方案二:基于ControlNet实现人台重绘

  • Web应用方式

    以抠好的服饰Mask图为例进行演示。单击服务方式列下的查看Web应用启动WebUI,在WebUI界面图生图页签配置以下参数。

    基础配置如下:

    • 提示词(Prompt):grassland, sunny, house, sunflowers, blue sky, an European supermodel, full body, best quality, ultra high res, (photorealistic:1.4)
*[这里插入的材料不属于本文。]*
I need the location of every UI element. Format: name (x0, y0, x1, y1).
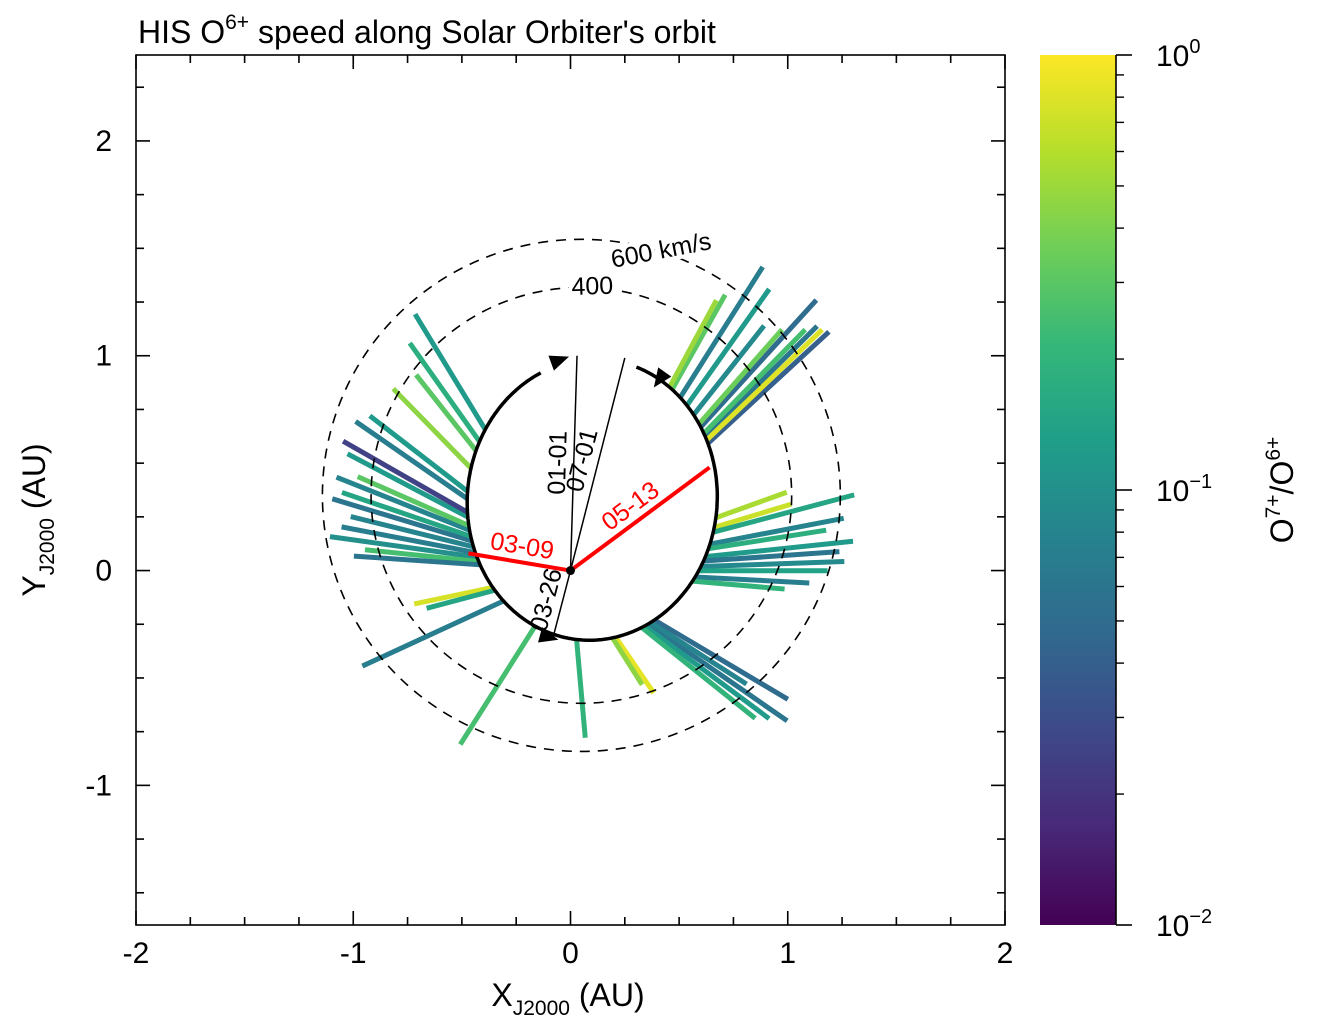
orbit-path (465, 365, 720, 642)
sun-marker (566, 566, 575, 576)
wind-ray (684, 287, 772, 407)
wind-ray (341, 524, 476, 556)
wind-ray (708, 527, 827, 552)
wind-ray (694, 574, 810, 586)
orbit-direction-arrow (548, 355, 570, 371)
date-marker-line (569, 357, 626, 571)
wind-ray (354, 419, 469, 501)
wind-ray (412, 312, 488, 431)
wind-ray (329, 534, 478, 560)
wind-ray (702, 327, 808, 436)
speed-ring (370, 286, 793, 705)
wind-ray (368, 413, 470, 494)
wind-ray (613, 635, 656, 695)
wind-ray (414, 373, 478, 453)
wind-ray (704, 327, 824, 442)
x-tick-label: -2 (123, 937, 150, 970)
colorbar-tick-label: 100 (1156, 36, 1201, 73)
wind-ray (643, 623, 771, 721)
orbit-arrowhead (653, 367, 672, 388)
orbit-arrowhead (538, 627, 559, 643)
date-marker-line (468, 551, 571, 573)
wind-ray (413, 584, 494, 607)
colorbar-fill (1040, 55, 1116, 925)
wind-ray (391, 386, 473, 471)
colorbar: 100 10−1 10−2 (1040, 36, 1212, 943)
colorbar-tick-label: 10−1 (1156, 471, 1212, 508)
wind-ray (649, 620, 748, 687)
wind-ray (353, 553, 481, 568)
wind-ray (364, 547, 479, 565)
wind-ray (361, 598, 505, 669)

    • 反向提示词(Negative prompt):nsfw, no head, no leg, paintings, sketches, (worst quality:2), (low quality:2),(normal quality:2), lowres, ((monochrome)), ((grayscale)), skin spots, acnes,skin blemishes, age spot, glans,bad anatomy,bad hands, text, error, missing fingers, extra digit, fewer digits, cropped, worstquality,jpegartifacts, signature, watermark, username,blurry,bad feet,poorly drawn hands,poorly drawn face,mutation,deformed,worst quality,jpeg artifacts,extra fingers,extra limbs,extra arms,extra legs,malformed limbs,fused fingers,too many fingers,long neck,cross-eyed,mutated hands,polar lowres,bad body,bad proportions, gross proportions,text,error,missing arms,missing legs,extra digit, duplicate,more than one head, more than one face, more than one body, (extra digit and hands and fingers and legs and arms:1.4),(interlocked fingers:1.2),Ugly Fingers, (deformed fingers:1.2), (long fingers:1.2)

    • 单击局部重绘(上传蒙版),分别拖入原图服饰Mask

    • 蒙版模式选择重绘非蒙版内容

    • 蒙版蒙住的内容选择填充

    • 采样迭代步数(Steps):建议配置为30,或使用默认配置。

    • 选择面部修复宽度设置为768;高度设置为1024;重绘幅度(Denoising)配置为1。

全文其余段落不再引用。